Just wanted to send strength, life will be so much better once you get away from this abuser

RestartingLife · 30/07/2023 09:00

You are clearly an intelligent lady and I think your survival instinct is kicking in as well, in a sense that you are starting to realise your self worth.

You're 100% correct. This is classic emotional abuse. I genuinely believe that you have got to get yourself and your little one out of there before this gets any worse. This guy sounds like a loose Canon who could be capable of the absolute worst. I have dealt with situations like this in my job where the female has sadly lost her life at the hands of her abuser, some abusers being milder than yours too.

I've also recently come out of a 22 year relationship with one and that's only because he left me in the end. I have two teenaged kids. He didn't take much to do with their upbringing until they became more 'off hand' (around 13 yo) They think the sun shines out of his butt and that I'm just crazy - because thats how he has them. He has also turned our very few friends and even my own family against me, his family too. I was left for months with literally no one in my life, he took the kids and even the dog. I have gone through a huge mental breakdown in between. The kids will be returning home to me soon - or at least that's what they're telling me...similar to yours, mine was a charmer who absolutely adored me - in front of family and friends. Different creature when we were alone, ANYWHERE.

I am working on my relationship with my kids as we speak and they are warming up a bit but oh how I wish I'd gotten help to get out years ago. I knew what he was doing but just constantly appeased him thinking I'm strong enough to 'alllow him to think he has control but not let it affect me', you know - for the sake of stabilityfor the kids. Oh how wrong I was.

'Ending up in a hostel' - a hostel is temporary, not an end. Not everyone goes to these either. There are women's shelters everywhere but their locations are only known by those who are in or have been in one and they're typically a nice big homely house. There are an array of options to you to get you on your feet with your little one.

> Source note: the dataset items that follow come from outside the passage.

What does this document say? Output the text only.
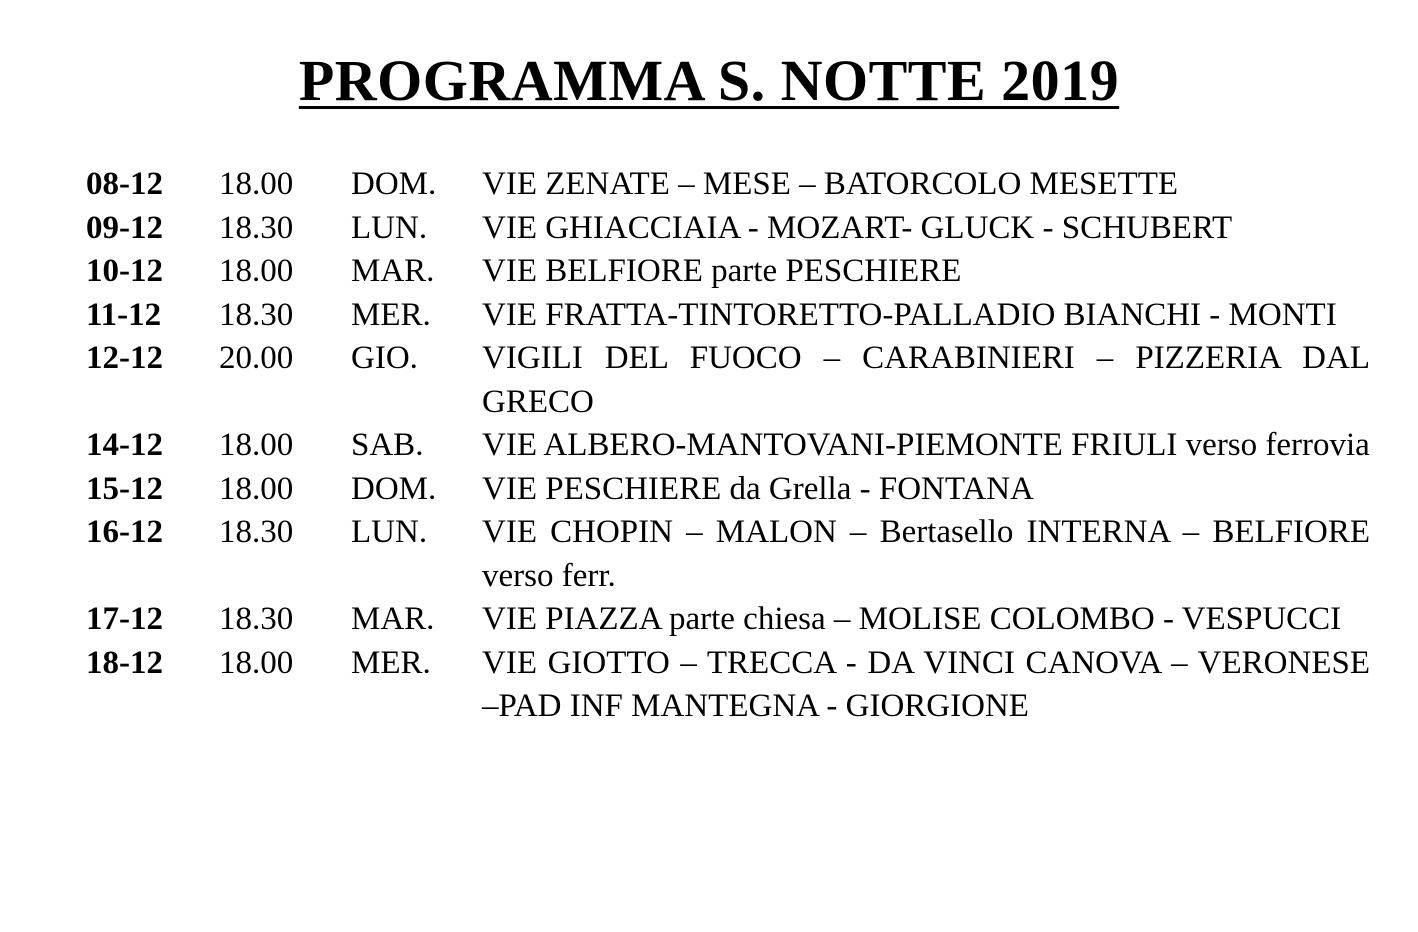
PROGRAMMA S. NOTTE 2019
08-12	18.00	DOM.	VIE ZENATE – MESE – BATORCOLO MESETTE
09-12	18.30	LUN.	VIE GHIACCIAIA - MOZART- GLUCK - SCHUBERT
10-12	18.00	MAR.	VIE BELFIORE parte PESCHIERE
11-12	18.30	MER.	VIE FRATTA-TINTORETTO-PALLADIO BIANCHI - MONTI
12-12	20.00	GIO.	VIGILI DEL FUOCO – CARABINIERI – PIZZERIA DAL GRECO
14-12	18.00	SAB.	VIE ALBERO-MANTOVANI-PIEMONTE FRIULI verso ferrovia
15-12	18.00	DOM.	VIE PESCHIERE da Grella - FONTANA
16-12	18.30	LUN.	VIE CHOPIN – MALON – Bertasello INTERNA – BELFIORE verso ferr.
17-12	18.30	MAR.	VIE PIAZZA parte chiesa – MOLISE COLOMBO - VESPUCCI
18-12	18.00	MER.	VIE GIOTTO – TRECCA - DA VINCI CANOVA – VERONESE –PAD INF MANTEGNA - GIORGIONE
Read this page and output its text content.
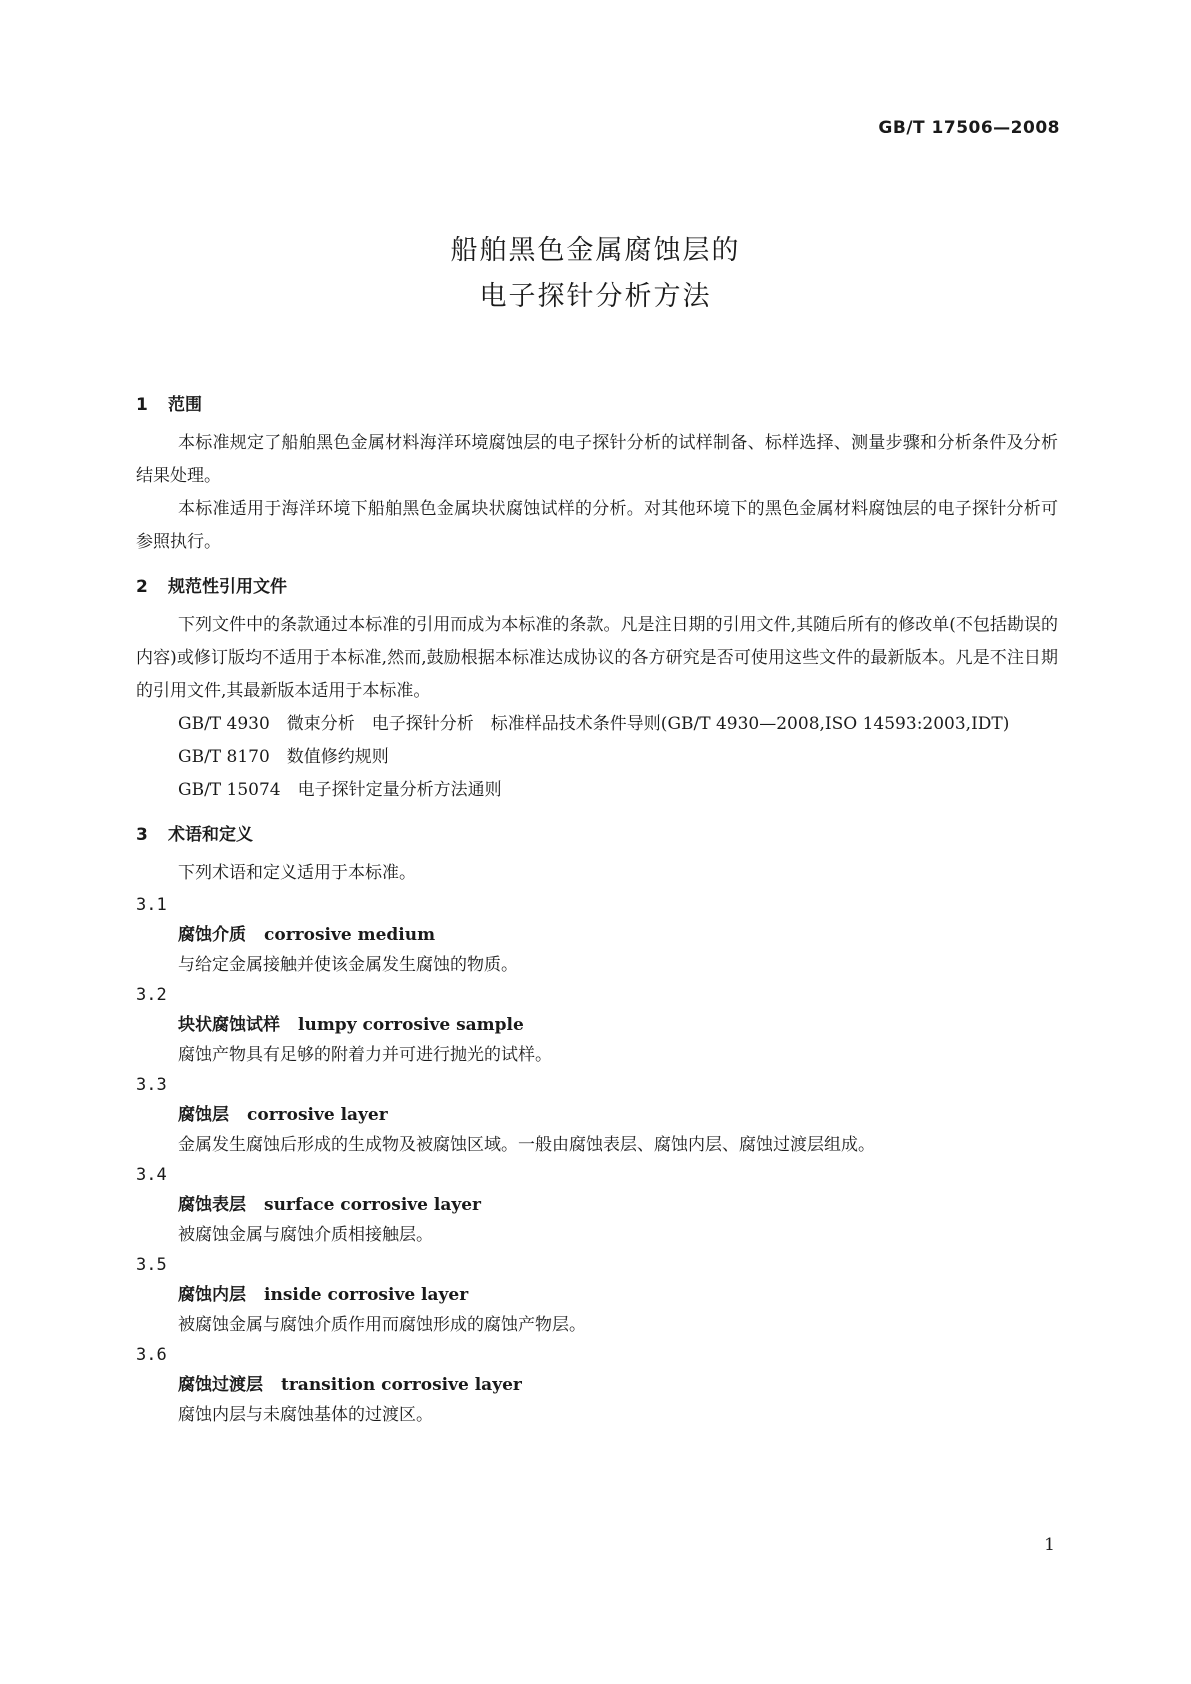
GB/T 17506—2008
船舶黑色金属腐蚀层的
电子探针分析方法
1 范围

本标准规定了船舶黑色金属材料海洋环境腐蚀层的电子探针分析的试样制备、标样选择、测量步骤和分析条件及分析结果处理。

本标准适用于海洋环境下船舶黑色金属块状腐蚀试样的分析。对其他环境下的黑色金属材料腐蚀层的电子探针分析可参照执行。

2 规范性引用文件

下列文件中的条款通过本标准的引用而成为本标准的条款。凡是注日期的引用文件,其随后所有的修改单(不包括勘误的内容)或修订版均不适用于本标准,然而,鼓励根据本标准达成协议的各方研究是否可使用这些文件的最新版本。凡是不注日期的引用文件,其最新版本适用于本标准。

GB/T 4930　微束分析　电子探针分析　标准样品技术条件导则(GB/T 4930—2008,ISO 14593:2003,IDT)

GB/T 8170　数值修约规则

GB/T 15074　电子探针定量分析方法通则

3 术语和定义

下列术语和定义适用于本标准。

3.1
腐蚀介质 corrosive medium
与给定金属接触并使该金属发生腐蚀的物质。
3.2
块状腐蚀试样 lumpy corrosive sample
腐蚀产物具有足够的附着力并可进行抛光的试样。
3.3
腐蚀层 corrosive layer
金属发生腐蚀后形成的生成物及被腐蚀区域。一般由腐蚀表层、腐蚀内层、腐蚀过渡层组成。
3.4
腐蚀表层 surface corrosive layer
被腐蚀金属与腐蚀介质相接触层。
3.5
腐蚀内层 inside corrosive layer
被腐蚀金属与腐蚀介质作用而腐蚀形成的腐蚀产物层。
3.6
腐蚀过渡层 transition corrosive layer
腐蚀内层与未腐蚀基体的过渡区。
1
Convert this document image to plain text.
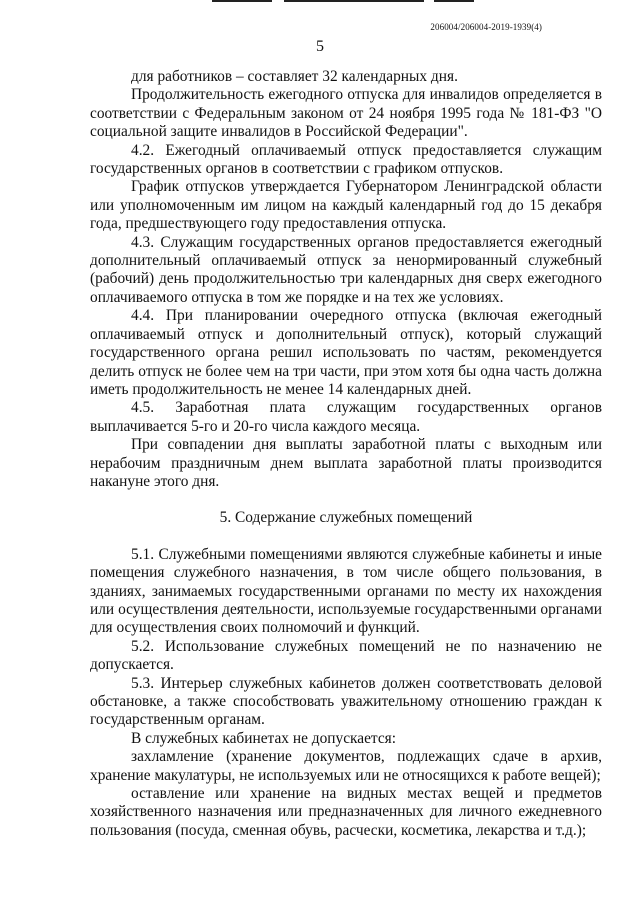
206004/206004-2019-1939(4)
5

для работников – составляет 32 календарных дня.

Продолжительность ежегодного отпуска для инвалидов определяется в соответствии с Федеральным законом от 24 ноября 1995 года № 181-ФЗ "О социальной защите инвалидов в Российской Федерации".

4.2. Ежегодный оплачиваемый отпуск предоставляется служащим государственных органов в соответствии с графиком отпусков.

График отпусков утверждается Губернатором Ленинградской области или уполномоченным им лицом на каждый календарный год до 15 декабря года, предшествующего году предоставления отпуска.

4.3. Служащим государственных органов предоставляется ежегодный дополнительный оплачиваемый отпуск за ненормированный служебный (рабочий) день продолжительностью три календарных дня сверх ежегодного оплачиваемого отпуска в том же порядке и на тех же условиях.

4.4. При планировании очередного отпуска (включая ежегодный оплачиваемый отпуск и дополнительный отпуск), который служащий государственного органа решил использовать по частям, рекомендуется делить отпуск не более чем на три части, при этом хотя бы одна часть должна иметь продолжительность не менее 14 календарных дней.

4.5. Заработная плата служащим государственных органов выплачивается 5-го и 20-го числа каждого месяца.

При совпадении дня выплаты заработной платы с выходным или нерабочим праздничным днем выплата заработной платы производится накануне этого дня.

5. Содержание служебных помещений

5.1. Служебными помещениями являются служебные кабинеты и иные помещения служебного назначения, в том числе общего пользования, в зданиях, занимаемых государственными органами по месту их нахождения или осуществления деятельности, используемые государственными органами для осуществления своих полномочий и функций.

5.2. Использование служебных помещений не по назначению не допускается.

5.3. Интерьер служебных кабинетов должен соответствовать деловой обстановке, а также способствовать уважительному отношению граждан к государственным органам.

В служебных кабинетах не допускается:

захламление (хранение документов, подлежащих сдаче в архив, хранение макулатуры, не используемых или не относящихся к работе вещей);

оставление или хранение на видных местах вещей и предметов хозяйственного назначения или предназначенных для личного ежедневного пользования (посуда, сменная обувь, расчески, косметика, лекарства и т.д.);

I suggest that you do what I wish I'd done, something I advise women I work with on a daily basis. Locate and contact your local woman's aid on a weekday when he's not around. Tell them you need help to get out. They are EXPERTS at this and will support you safely through the process. You will likely meet other women in your situation (if you want to) therefore you will know that you're not alone. You could make friends for life out of it. You just need to make that first call, knowing that you have no obligation to follow through but I sincerely hope that you do. ❤️‍🩹❤️‍🩹❤️‍🩹

RestartingLife · 30/07/2023 09:08

Ps - women's aid are completely confidential with yours and your child's safety. They also won't just randomly call you. They may suggest a 'safe phone' that they call at an agreed day/time after the call you would currently be on. It may be on a 'you call them' if you feel that's safer for you. If you need urgent help because you're in danger, you'd text a random agreed code word to a number and emergency service assistance would be with you in minutes. There are many other ways. They can keep communication with you safely and confidentially in whatever way you choose. Their priority is you and your little ones safety.